DRT Solutions Weekly Mail – 172nd Issue dated 26th August
’11
(1) 25% Deposit u/s 18 of Securitisation Act
As
per the sec. 18 of the Securitisation Act, 25% deposit is prescribed while
making appeal to the DRAT. As we have pointed out from time to time, this is
a fit matter to be agitated in PIL. Till such time it is done and favourable
legal verdict is obtained, a limited solution is possible in respect of the
cases where loss and damages have been filed and where the said loss and
damages are greater than the claim of the secured creditor. In such cases,
there is ‘No Debt Due’ and thus the debt is zero. Accordingly the 25% of
zero debt will be zero and hence no deposit can be insisted.
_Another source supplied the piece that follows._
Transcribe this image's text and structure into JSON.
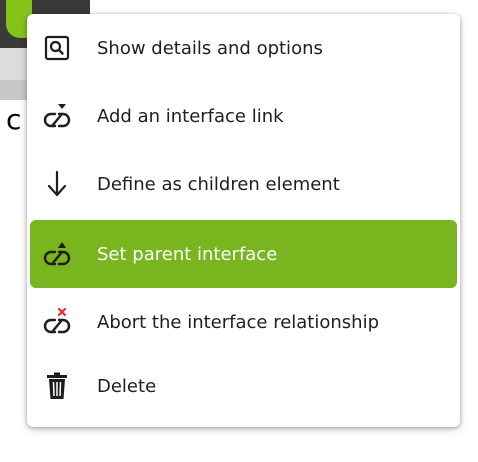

We have advised
some of our clients to submit the cases accordingly.
(2) Loss and Damages in the Balance Sheet
In of
the judgments by the PO DRT, it was enquired whether the loss and damages
are shown in the balance sheet. Our view is that, the balance sheet is an
accounting document, the direct losses may be shown but legal damages can
not be shown. Hence suitable note may be made in the balance sheet.
(
DRT Solutions Weekly Mail – 171st Issue
dated 18th August ’11
(1) Deficiencies due to Lack of Knowledge about the Securitisation Act, DRT
Act and Legal Aspects
We
are getting several cases pertaining to following categories wherein our
comments are also given:-
(a) Ex-parte
Decree (Recovery Certificate) has been issued by the DRT:- An application
should be made for revocation of the said decree. If such application is
beyond the limitation period, an application should be made for condonation
of delay. Courts are very liberal in this respect.
(b) As
soon as the said decree is revoked, proper WS and Counter-claim should be
drafted by expert having knowledge of banking, industry, finance, law of
torts, law of damages and banking laws. There should be proper guidance and
advice on every date in the court.
(c) Decree
is about to be issued by the DRT:- The pleadings needs to be examined to
conform to the minimum requirement laid down in para (b). If there is any
deficiency, amendment to the pleadings must be prepared and filed at the
earliest.
(d) Decree
has been just issued:- Application for review be prepared by an expert and
just after filing the review, appeal be prepared and filed in concerned
DRAT. Here the biggest hurdle is the deposit about which we have extensively
written in our several weekly mails.
(e) Final
Arguments are to take place:- The above requirements be examined and
fulfilled. The SC in the matter of Mohd Akram will be quite useful just
before starting the arguments. Written arguments must invariably be
submitted. The importance of review and appeal be kept in view.
(f) Proof
affidavits are to be submitted:- The requirement under para (b) needs to be
fulfilled. The proof affidavits are required to be based on law of evidence.
(g) The
bank officials are to be cross-examined:- The requirement under para (b)
needs to be fulfilled. The cross-examination needs to be conducted by an
expert having knowledge of banking and law of evidence.
(h) Issues
are to be framed:- Keeping the above requirements in view, the framing of
issues requires very careful considerations so that only those issues are
proposed which will determine the controversies useful for the case of the
borrower.
(i) Documents
are to be inspected:- After keeping the above requirements in view,
exhaustive list of documents be drawn up and submitted to the court to order
inspection. Every single document is required to be inspected. If there is
any objection of the court, the matter needs to be fought upto the highest
court.
(j) The
inspection of documents and cross-examination of bank officials along with
proper pleadings containing counter-claim are most important aspects to win
a case against bank in DRTs. Further the litigant borrower has to be guided
by experts on every date so that there is no legal lapse on any date. All
these become quite important in the case of a borrower but not for a bank.